The two Bills-Political Parties (Amendment) Bill and Elections (Amendment) Bill relate to the next General Election.
The government had proposed fast tracking of important Bills with political connotations by reducing the period required to process them.
MPs questioned the hurry. In particular, MPs opposed a proposal by the Deputy Leader of Government Business Amos Kimunya to waive the committee stage where the Bills can be scrutinised by the public.
The practice is that Bills are referred to relevant departmental parliamentary committees for scrutiny. It is at this stage that stakeholders have a chance for input before they are taken back to Parliament for the Third and final stage.
Chepalungu MP Isaac Ruto and nominated MP Rachael Shebesh said the move was suspicious.
“I smell a rat,” said Mr Ruto, cautioning against rushing Bills through the legislative process without providing a chance for proper scrutiny by members of the public.

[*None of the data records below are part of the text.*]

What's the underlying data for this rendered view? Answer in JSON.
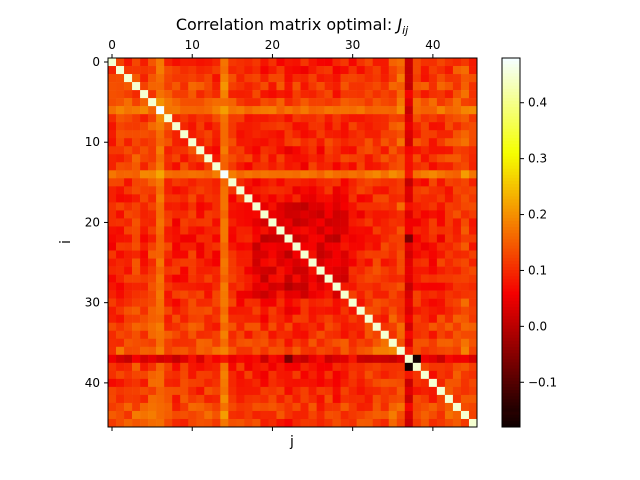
{
  "chart_data": {
    "type": "heatmap",
    "title": "Correlation matrix optimal: ",
    "title_math": "J",
    "title_math_sub": "ij",
    "xlabel": "j",
    "ylabel": "i",
    "n": 46,
    "x_ticks": [
      0,
      10,
      20,
      30,
      40
    ],
    "y_ticks": [
      0,
      10,
      20,
      30,
      40
    ],
    "colorbar": {
      "cmap": "hot",
      "vmin": -0.18,
      "vmax": 0.48,
      "ticks": [
        -0.1,
        0.0,
        0.1,
        0.2,
        0.3,
        0.4
      ],
      "tick_labels": [
        "−0.1",
        "0.0",
        "0.1",
        "0.2",
        "0.3",
        "0.4"
      ]
    },
    "diagonal": [
      0.45,
      0.45,
      0.45,
      0.45,
      0.45,
      0.45,
      0.48,
      0.45,
      0.45,
      0.45,
      0.45,
      0.45,
      0.45,
      0.45,
      0.48,
      0.45,
      0.45,
      0.45,
      0.45,
      0.45,
      0.45,
      0.45,
      0.45,
      0.45,
      0.45,
      0.45,
      0.45,
      0.45,
      0.45,
      0.45,
      0.45,
      0.45,
      0.45,
      0.45,
      0.45,
      0.45,
      0.45,
      0.45,
      0.45,
      0.45,
      0.45,
      0.45,
      0.45,
      0.45,
      0.45,
      0.45
    ],
    "row_col_level": [
      0.1,
      0.11,
      0.12,
      0.14,
      0.12,
      0.16,
      0.19,
      0.12,
      0.1,
      0.11,
      0.12,
      0.1,
      0.11,
      0.1,
      0.2,
      0.1,
      0.09,
      0.08,
      0.08,
      0.07,
      0.07,
      0.08,
      0.05,
      0.07,
      0.06,
      0.08,
      0.08,
      0.08,
      0.07,
      0.09,
      0.1,
      0.1,
      0.11,
      0.13,
      0.12,
      0.15,
      0.17,
      0.06,
      0.1,
      0.1,
      0.1,
      0.11,
      0.12,
      0.14,
      0.16,
      0.13
    ],
    "band_ranges": [
      [
        4,
        7,
        0.15
      ]
    ],
    "dark_spots": [
      [
        37,
        38,
        -0.17
      ],
      [
        38,
        37,
        -0.17
      ],
      [
        37,
        22,
        -0.06
      ],
      [
        22,
        37,
        -0.06
      ],
      [
        23,
        26,
        0.02
      ],
      [
        26,
        23,
        0.02
      ],
      [
        24,
        27,
        0.03
      ],
      [
        27,
        24,
        0.03
      ],
      [
        25,
        25,
        0.45
      ]
    ]
  }
}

The MP said the government should spare some of the Bills that are not urgent for the next Parliament for proper handling rather than rushing them.
“This will be a serious disservice to Kenyans where the government wants to bring in many Bills when no one is watching,” he said.
He spoke amid concern about the poor turnout in the House this week. Twice, the House has suffered lack of quorum as only a handful of MPs have attended sittings.
The House, however, reduced the publication period of the Election Campaign Financing Bill which deals with monitoring and regulation of campaign financing. The Bill deals with campaign expenses and provides for a candidate, a political party and a referendum committee to disclose the amount and source of contributions received for campaign.
MPs agreed to have the publication period reduced from 14 to 13 days.
The Bill requires each political party to submit its campaign expenditure rules to the Independent Electoral and Boundaries Commission and provides for the establishment of expenditure committees to regulate spending during campaigns.
Under the Bill, the electoral commission is required to set the spending limits for campaigns, at least three months before an election.
Opposing the proposed waiver of the departmental committee scrutiny stage of the Elections and Political Parties Amendment Bills proposed by Gem MP and government Chief Whip Jakoyo Midiwo (ODM), Mr Ruto said passing the Bills in a hurry might negate gains made in political reforms.
The afternoon session ended prematurely, two hours before the official time of the House to rise.
Mr Midiwo amendment to the Elections Act to remove a restriction of nomination of candidates by only registered members of a political party is awaiting consideration in Parliament.
He proposes that candidates-both nominated by parties and independent be allowed to get nomination from any other Kenyan a part from the registered members as currently stipulated in the Elections Act.
Section 29 of Cap 24 of the Act states that persons who nominate a presidential, parliamentary, county governor and County Assembly candidate shall be registered members of the candidate’s political party. Part 2 of the same requires the same for independent candidates.
Also proposed is to have young people who have turned 18 and holding a provisional identity card-also known as waiting card to be allowed to register to vote using the waiting card.
The aim is to allow millions of young people who have applied but are yet to be issued with IDs to exercise their voting right.
The MP argues that the waiting card should be held as evidence for having registered for an identification card.
Also proposed is an amendment to the Political Parties Act to reinstate the Selection Committee for purposes of appointing the Registrar of Political Parties and assistant Registrars.
Mr Midiwo proposes to remove the Public Service Commission from handling the process. The amendment Bill seeks to insert a new section of the Political Parties Act, 2011 reinstating the provisions of the former Section 35 which existed prior to its deletion under the Statute Law (Miscellaneous Amendment) Act, 2012.
The Election Campaign Financing Bill drafted by the Minister for Justice, National Cohesion and Constitutional Affairs is in line with Article 88 (4) of the Constitution and Section 4 (1) of the Independent Electoral and Boundaries Commission Act, 2011.
It provides for the regulation, management, expenditure and accountability of election campaign funds during election and referendum campaigns.
The Bill sets out the functions and powers of the IEBC in regulation and administration of campaign financing.
It provides for the commission to keep a register of campaign expenditure committees, supervise candidates, political parties and referendum committees in relation to campaign expenses.
The commission shall also set spending limits and enforce compliance with the limits, monitor and regulate campaign expenses and receive expenditure reports from candidates, political parties and referendum committees.
Under the Bill, IEBC has been given powers to investigate or examine matters relating to campaign expenses under the Act.